Обращаюсь неизвестно к кому, потому что шум такой, что не поймешь откуда.
Прошу оградить меня от сенсаций, которые ежедневно обрушивают на мои органы чувств пресса, радио, телевидение, реклама и другие источники. Каждый день узнаю о наводнениях, ураганах, гибели под колесами, о спортивных рекордах, изобретениях, похищениях века.
Во-первых, мне столько не надо, не успеваю усваивать. Вместо того чтобы работать, постоянно размышляю: где мафиози спрятали семь картин Пикассо? И не связано ли столкновение паромов на Филиппинах с вандализмом болельщиков на стадионах Англии? Не одна ли рука все это направляет?
До чего дошло: однажды к концу программы «Время» загорелся мой новенький цветной телевизор, а я решил, что это передают пожар в Бразилии. Уже только когда через окно влез пожарный и окатил меня из брандспойта водой, а из-под маски — родной речью, задумался: откуда рядовому бразильскому пожарнику знать это специфическое русское выражение?
Во-вторых, у меня свои интересы, и пора бы это учитывать. О том, что в Швейцарии пенсионер склеил из спичек макет Эйфелевой башни, мне сообщили семь газет и две программы радио. Зачем мне это нужно? Пусть лучше меня проинформируют, куда делись спички в нашем магазине. По дворам горят костры, поддерживая огонь для курящих, но уже замечены неизвестные люди, которые коптят рыбу и окорока.

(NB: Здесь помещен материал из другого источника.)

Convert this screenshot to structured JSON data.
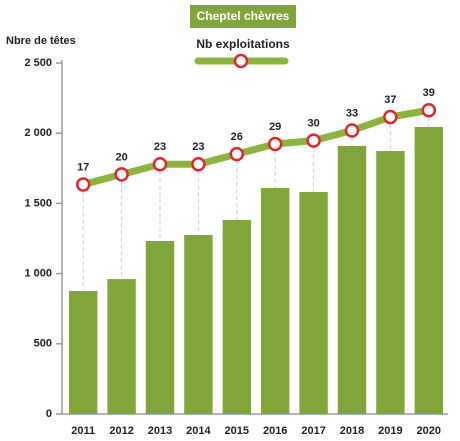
{
  "chart_data": {
    "type": "bar",
    "y_axis_label": "Nbre de têtes",
    "categories": [
      "2011",
      "2012",
      "2013",
      "2014",
      "2015",
      "2016",
      "2017",
      "2018",
      "2019",
      "2020"
    ],
    "series": [
      {
        "name": "Cheptel chèvres",
        "type": "bar",
        "color": "#80a53a",
        "values": [
          876,
          961,
          1232,
          1275,
          1382,
          1610,
          1581,
          1909,
          1873,
          2044
        ]
      },
      {
        "name": "Nb exploitations",
        "type": "line",
        "axis": "y2",
        "color": "#8db33f",
        "marker_color": "#e0282c",
        "values": [
          17,
          20,
          23,
          23,
          26,
          29,
          30,
          33,
          37,
          39
        ]
      }
    ],
    "ylim": [
      0,
      2500
    ],
    "yticks": [
      0,
      500,
      {
        "value": 1000,
        "label": "1 000"
      },
      {
        "value": 1500,
        "label": "1 500"
      },
      {
        "value": 2000,
        "label": "2 000"
      },
      {
        "value": 2500,
        "label": "2 500"
      }
    ],
    "y2lim": [
      -51,
      53
    ]
  }
}
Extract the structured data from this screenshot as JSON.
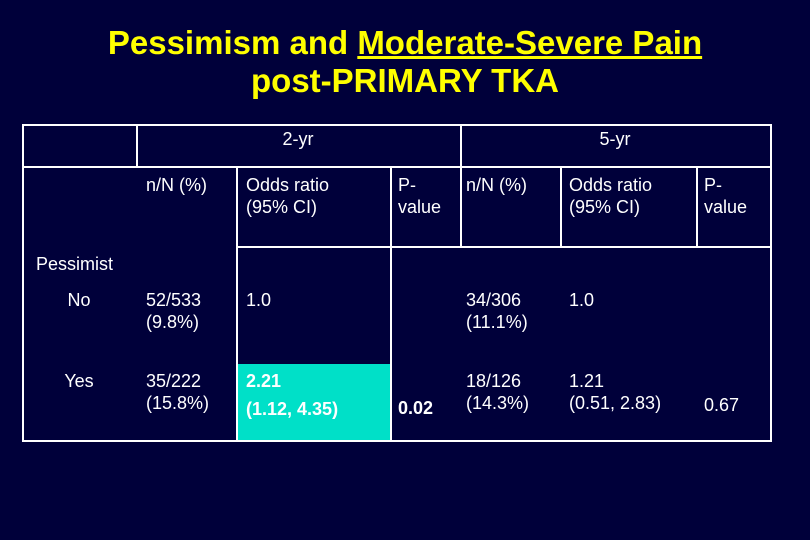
{
  "title": {
    "part1": "Pessimism and ",
    "part2_underlined": "Moderate-Severe Pain",
    "line2": "post-PRIMARY TKA"
  },
  "table": {
    "group_headers": [
      "2-yr",
      "5-yr"
    ],
    "sub_headers": {
      "nN_2yr": "n/N (%)",
      "or_2yr": "Odds ratio\n(95% CI)",
      "p_2yr": "P-\nvalue",
      "nN_5yr": "n/N (%)",
      "or_5yr": "Odds ratio\n(95% CI)",
      "p_5yr": "P-\nvalue"
    },
    "row_group_label": "Pessimist",
    "rows": [
      {
        "label": "No",
        "nN_2yr": "52/533\n(9.8%)",
        "or_2yr": "1.0",
        "p_2yr": "",
        "nN_5yr": "34/306\n(11.1%)",
        "or_5yr": "1.0",
        "p_5yr": ""
      },
      {
        "label": "Yes",
        "nN_2yr": "35/222\n(15.8%)",
        "or_2yr_line1": "2.21",
        "or_2yr_line2": "(1.12, 4.35)",
        "p_2yr": "0.02",
        "nN_5yr": "18/126\n(14.3%)",
        "or_5yr": "1.21\n(0.51, 2.83)",
        "p_5yr": "0.67"
      }
    ],
    "colors": {
      "background": "#00003a",
      "title": "#ffff00",
      "highlight": "#00e0c8",
      "text": "#ffffff"
    }
  }
}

Вчера по телевидению показали всемирный конгресс мэров. Три тысячи мэров. Мне столько не надо! Покажите одного, покажите мне председателя нашего горсовета, я его никогда не видел. Говорят, интересный человек. А если ему некогда, покажите ему меня, он меня тоже не видел. Может быть, ему интересно: что за люди живут у него в городе?
В «Очевидном-невероятном» мне показали мю-мезоны, у которых не хватает хрю-трезонов, и все-таки они вертятся. Я этого все равно не понял! Я им написал: «Объясните что-нибудь более очевидное. Например, почему бутылки из-под молока не надо мыть, они сразу чистые? Это же невероятно!»
Спрашивается: что же нужно лично мне? Отвечаю: нужна информация, непосредственно касающаяся меня, моей семьи, моей работы. Кто меня проинформирует: любит ли меня жена, уважают ли дети? Каждый день включаю радио — об этом ни слова. Жутко интересуюсь, пойду ли на повышение, как пятый год обещают? Каждый день открываю газеты — об этом ни гугу.
Зимой у меня в гардеробе свистнули шапку. Вызвал милицию. Проинформируйте, кто это сделал. Не знаем. Найдите. Не можем, у нас не хватает людей. Хорошо, сообщите через газету: у такого-то свистнули шапку, милиция данными о преступнике не располагает. «Товарищ, это несерьезно». Несерьезно? А почему в газете напечатано, что из замка барона Гильденбрунского, что в Сан-Марино, похищена уникальная коллекция рыцарских подвязок? Полиция заявила, что не располагает никакой информацией о преступниках. Значит, нашим читателям урон барона важней моего урона?
А между тем если бы напечатали на весь город, что у меня свистнули шапку, а найти не могут и не смогут никогда — клянусь, я после этого прекрасно работал бы и с оптимизмом глядел в будущее, хоть и с не покрытой в мороз головой. Потому что оптимист — это хорошо информированный человек. Даже если он информирован, что его не любят, не ценят, не повысят, что ему не найдут, не достанут, не продадут,— главное, что он это знает.
И если он знает главное, тогда, коли уж так хочется, сообщайте ему о наводнениях и похищениях века — у него это, влетя в одно ухо, вылетит в другое, не нанеся ни малейшего ущерба производительности его труда.